Her skin began to burn under the harsh, brutal sunlight, turning red, blistering and peeling. Limping down the paved black road, she saw the fissures expanding far out, splitting it into jagged cracks along the pale pink walls. Dried vines crawled out of shattered windows, whistling as the winds picked up all around her. Rusted, broken cars crashed, crushed under gargantuan legs off a mechanical monstrosity, and nailed into the ground. Eight spikes drill into the ground, skittering around in lightning-fast fashion to disrupt the walls of cities. It was designed to disrupt the bystanders.

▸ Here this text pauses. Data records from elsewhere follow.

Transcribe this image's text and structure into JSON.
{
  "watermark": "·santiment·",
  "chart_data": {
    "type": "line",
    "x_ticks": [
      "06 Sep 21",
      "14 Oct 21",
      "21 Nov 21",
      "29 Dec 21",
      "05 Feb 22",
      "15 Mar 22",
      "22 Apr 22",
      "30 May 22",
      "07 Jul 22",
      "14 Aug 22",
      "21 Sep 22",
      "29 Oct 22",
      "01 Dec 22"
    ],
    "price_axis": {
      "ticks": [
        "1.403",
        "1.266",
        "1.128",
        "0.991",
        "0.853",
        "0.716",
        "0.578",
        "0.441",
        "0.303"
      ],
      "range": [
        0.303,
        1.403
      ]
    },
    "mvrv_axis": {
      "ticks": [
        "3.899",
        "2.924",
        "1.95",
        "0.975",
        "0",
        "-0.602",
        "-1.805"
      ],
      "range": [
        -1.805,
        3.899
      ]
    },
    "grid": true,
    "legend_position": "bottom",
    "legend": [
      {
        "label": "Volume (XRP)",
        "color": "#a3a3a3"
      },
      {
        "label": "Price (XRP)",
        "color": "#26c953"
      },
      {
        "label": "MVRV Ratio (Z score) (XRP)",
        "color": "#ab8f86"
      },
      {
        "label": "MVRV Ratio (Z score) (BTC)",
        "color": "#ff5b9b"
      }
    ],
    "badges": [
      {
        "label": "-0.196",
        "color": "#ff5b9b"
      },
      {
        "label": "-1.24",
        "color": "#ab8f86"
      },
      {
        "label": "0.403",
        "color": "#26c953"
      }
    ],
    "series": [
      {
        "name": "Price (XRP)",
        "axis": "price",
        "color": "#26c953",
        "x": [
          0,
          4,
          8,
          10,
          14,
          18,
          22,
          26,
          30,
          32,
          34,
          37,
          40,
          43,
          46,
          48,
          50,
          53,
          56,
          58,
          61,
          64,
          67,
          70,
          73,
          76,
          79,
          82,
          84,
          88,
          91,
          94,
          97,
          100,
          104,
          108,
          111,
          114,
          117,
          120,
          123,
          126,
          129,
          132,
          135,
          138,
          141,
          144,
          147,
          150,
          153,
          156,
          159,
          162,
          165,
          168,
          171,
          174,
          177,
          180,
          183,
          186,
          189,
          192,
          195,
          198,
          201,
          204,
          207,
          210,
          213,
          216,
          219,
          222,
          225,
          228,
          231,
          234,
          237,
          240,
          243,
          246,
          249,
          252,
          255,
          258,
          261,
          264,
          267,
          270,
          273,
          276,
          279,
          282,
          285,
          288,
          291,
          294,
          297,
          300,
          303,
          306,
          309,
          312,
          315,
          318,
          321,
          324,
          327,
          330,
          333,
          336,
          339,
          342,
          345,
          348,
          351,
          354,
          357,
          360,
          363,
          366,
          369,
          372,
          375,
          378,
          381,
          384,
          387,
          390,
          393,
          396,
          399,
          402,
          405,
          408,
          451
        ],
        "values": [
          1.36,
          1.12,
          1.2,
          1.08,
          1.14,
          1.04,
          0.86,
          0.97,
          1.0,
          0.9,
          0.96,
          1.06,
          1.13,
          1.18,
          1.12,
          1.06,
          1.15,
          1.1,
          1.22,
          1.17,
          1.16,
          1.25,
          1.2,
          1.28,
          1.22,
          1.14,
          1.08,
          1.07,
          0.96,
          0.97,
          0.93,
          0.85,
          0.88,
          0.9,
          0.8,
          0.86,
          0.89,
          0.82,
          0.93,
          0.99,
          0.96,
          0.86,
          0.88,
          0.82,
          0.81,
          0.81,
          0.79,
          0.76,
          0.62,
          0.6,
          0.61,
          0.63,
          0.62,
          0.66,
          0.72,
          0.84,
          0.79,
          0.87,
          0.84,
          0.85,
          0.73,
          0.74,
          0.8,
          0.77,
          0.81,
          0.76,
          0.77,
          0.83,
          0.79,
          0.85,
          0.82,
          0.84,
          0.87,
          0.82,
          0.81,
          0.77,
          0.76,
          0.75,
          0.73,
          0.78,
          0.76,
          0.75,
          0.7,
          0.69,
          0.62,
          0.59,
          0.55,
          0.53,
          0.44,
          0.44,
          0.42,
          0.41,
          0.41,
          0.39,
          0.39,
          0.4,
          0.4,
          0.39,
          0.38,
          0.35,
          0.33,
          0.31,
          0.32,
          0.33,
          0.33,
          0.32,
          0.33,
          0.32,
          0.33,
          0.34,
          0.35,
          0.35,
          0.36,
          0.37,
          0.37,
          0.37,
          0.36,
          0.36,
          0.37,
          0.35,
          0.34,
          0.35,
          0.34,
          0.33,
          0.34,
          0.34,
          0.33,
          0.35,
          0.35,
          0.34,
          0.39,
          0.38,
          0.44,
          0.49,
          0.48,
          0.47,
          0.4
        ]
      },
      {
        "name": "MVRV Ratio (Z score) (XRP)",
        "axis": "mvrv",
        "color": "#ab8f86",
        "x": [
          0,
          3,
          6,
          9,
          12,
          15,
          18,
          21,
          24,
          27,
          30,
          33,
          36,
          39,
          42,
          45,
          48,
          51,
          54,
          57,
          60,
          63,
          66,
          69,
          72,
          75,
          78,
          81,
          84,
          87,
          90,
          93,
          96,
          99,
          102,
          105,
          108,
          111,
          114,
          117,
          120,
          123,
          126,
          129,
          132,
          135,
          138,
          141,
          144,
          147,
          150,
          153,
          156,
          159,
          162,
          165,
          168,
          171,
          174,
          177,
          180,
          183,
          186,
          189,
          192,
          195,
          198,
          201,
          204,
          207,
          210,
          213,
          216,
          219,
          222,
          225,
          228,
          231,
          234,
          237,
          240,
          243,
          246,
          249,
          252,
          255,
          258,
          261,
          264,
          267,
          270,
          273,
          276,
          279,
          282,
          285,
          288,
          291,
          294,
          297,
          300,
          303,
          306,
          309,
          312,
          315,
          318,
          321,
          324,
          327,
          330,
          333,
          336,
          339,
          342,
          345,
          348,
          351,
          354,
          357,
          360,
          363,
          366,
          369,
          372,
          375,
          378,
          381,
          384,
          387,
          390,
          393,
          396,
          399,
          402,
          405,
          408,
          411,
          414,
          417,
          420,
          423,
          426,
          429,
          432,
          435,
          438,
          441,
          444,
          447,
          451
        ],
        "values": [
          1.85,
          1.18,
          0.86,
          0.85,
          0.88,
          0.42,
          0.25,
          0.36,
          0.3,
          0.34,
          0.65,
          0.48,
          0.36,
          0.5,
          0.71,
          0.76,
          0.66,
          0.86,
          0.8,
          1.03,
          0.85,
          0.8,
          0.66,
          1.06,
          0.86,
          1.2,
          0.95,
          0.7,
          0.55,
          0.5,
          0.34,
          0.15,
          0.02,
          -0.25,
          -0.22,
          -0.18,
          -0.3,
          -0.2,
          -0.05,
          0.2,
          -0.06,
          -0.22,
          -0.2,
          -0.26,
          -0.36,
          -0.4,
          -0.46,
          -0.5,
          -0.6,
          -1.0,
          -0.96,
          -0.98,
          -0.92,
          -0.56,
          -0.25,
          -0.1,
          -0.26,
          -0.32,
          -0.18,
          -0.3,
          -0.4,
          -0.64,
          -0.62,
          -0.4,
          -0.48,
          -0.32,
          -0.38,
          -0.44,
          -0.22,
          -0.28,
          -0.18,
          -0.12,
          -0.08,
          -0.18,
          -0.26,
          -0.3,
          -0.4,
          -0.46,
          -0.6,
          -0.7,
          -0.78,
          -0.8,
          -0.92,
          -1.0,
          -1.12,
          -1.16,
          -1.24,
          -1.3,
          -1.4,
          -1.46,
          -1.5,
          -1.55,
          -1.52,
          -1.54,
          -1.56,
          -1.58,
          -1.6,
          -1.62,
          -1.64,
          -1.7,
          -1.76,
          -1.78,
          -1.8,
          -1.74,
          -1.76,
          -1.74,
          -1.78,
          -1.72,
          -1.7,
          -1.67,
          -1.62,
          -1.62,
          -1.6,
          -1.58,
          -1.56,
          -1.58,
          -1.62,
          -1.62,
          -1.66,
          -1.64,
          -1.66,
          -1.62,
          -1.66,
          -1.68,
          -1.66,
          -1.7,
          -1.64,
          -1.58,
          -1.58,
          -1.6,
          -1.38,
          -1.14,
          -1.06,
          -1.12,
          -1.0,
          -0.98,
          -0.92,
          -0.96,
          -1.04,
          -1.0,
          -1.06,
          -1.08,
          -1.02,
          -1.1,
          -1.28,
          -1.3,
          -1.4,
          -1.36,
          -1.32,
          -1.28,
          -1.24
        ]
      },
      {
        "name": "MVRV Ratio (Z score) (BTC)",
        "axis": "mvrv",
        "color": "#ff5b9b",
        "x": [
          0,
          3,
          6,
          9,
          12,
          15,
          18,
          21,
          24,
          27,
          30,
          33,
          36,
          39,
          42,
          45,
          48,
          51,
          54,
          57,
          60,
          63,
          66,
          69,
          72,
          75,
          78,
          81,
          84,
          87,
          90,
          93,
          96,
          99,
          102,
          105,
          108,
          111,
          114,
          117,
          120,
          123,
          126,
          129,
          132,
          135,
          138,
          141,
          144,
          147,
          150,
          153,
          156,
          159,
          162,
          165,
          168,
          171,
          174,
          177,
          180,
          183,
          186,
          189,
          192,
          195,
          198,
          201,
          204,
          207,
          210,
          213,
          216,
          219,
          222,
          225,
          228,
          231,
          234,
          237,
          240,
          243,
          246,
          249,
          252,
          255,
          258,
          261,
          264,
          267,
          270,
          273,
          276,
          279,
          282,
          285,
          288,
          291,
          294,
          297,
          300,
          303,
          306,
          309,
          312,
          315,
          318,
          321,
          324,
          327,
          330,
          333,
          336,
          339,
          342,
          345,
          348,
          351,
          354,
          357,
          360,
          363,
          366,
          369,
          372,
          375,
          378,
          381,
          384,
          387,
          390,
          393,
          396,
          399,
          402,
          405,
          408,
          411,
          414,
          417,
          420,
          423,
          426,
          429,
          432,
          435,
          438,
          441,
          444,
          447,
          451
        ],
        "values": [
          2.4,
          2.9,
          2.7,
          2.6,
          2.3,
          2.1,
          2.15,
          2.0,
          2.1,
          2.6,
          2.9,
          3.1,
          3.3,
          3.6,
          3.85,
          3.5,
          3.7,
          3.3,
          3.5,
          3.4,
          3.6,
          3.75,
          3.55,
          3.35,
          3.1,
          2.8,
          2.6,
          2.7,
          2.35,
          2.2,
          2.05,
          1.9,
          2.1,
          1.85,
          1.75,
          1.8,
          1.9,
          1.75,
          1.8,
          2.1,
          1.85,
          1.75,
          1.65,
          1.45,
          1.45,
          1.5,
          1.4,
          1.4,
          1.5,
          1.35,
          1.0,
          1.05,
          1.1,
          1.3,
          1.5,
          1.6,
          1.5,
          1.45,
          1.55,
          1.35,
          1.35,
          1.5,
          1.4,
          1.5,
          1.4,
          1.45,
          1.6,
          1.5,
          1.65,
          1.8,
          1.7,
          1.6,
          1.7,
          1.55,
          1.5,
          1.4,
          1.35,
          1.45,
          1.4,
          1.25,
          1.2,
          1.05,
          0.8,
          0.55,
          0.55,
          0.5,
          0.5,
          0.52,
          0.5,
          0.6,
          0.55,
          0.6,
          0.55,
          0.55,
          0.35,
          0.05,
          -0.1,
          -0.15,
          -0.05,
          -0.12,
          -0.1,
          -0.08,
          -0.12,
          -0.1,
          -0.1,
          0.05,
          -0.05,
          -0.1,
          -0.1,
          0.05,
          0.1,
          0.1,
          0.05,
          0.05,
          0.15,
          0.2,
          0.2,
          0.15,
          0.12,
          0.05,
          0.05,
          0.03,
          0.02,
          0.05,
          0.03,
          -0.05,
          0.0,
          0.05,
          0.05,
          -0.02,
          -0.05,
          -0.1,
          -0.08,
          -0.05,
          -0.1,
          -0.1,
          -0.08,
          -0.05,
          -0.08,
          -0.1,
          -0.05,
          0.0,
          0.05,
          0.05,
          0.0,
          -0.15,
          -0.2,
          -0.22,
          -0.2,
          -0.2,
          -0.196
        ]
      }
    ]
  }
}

Massive enough to hold a small crew in its haul of hallowed steel, mounted with machine guns to mow down the innocents in droves as they forced them from their homes. Lydia stepped over a bony hand sticking out from the pile, and the skull fragments of the skeleton impaled by the deactivated terror. HME-Disruptors were found everywhere the French had invaded. Gun barrels sticking out from its head, bullet-proof glass windows in a large bar where the pilots would've sat. They were nothing but bodies now.

They were lucky their nukes were disarmed in time before France became a pure wasteland instead of another relic of the eternal plight of war. Entire cities were lost to invasions, clearing them out like they were cattle to be slaughtered.

A glass door opened as the gusts of wind blew, swinging open and shattering. The building had a sign saying the word 'Supermarkt Basel Spalemärt.' The rest was lost to the flames of warfare, and bullet holes embedded in the brick walls. Through the large windows inside, something was dangling from the ceiling. A flaking, peeling hand on the brink of detachment from his rotting corpse. His grey flesh folded around the coarse rope around his neck. On the ground beneath him, there was a crude depiction of the earth, with a massive crack down the center. A lone piece of paper flapped where it was pinned up on a wooden shelf as the winds blew the shattered windows. It read: 'Praise thy child.'

Lydia's stomach growled again intensely as her abdomen ached.

"I need food."

Lydia limped inside, the glass crunching underneath her boots, passing the shrivelled-up corpse dangling from a noose. His necklace with a cross was still entangled in his dead hand.

The inside of the run-down Grocery store was like every building she had found over the last two days, barren and empty. Metal shelves were covered in dust and dirt, and not a single food item was to be found.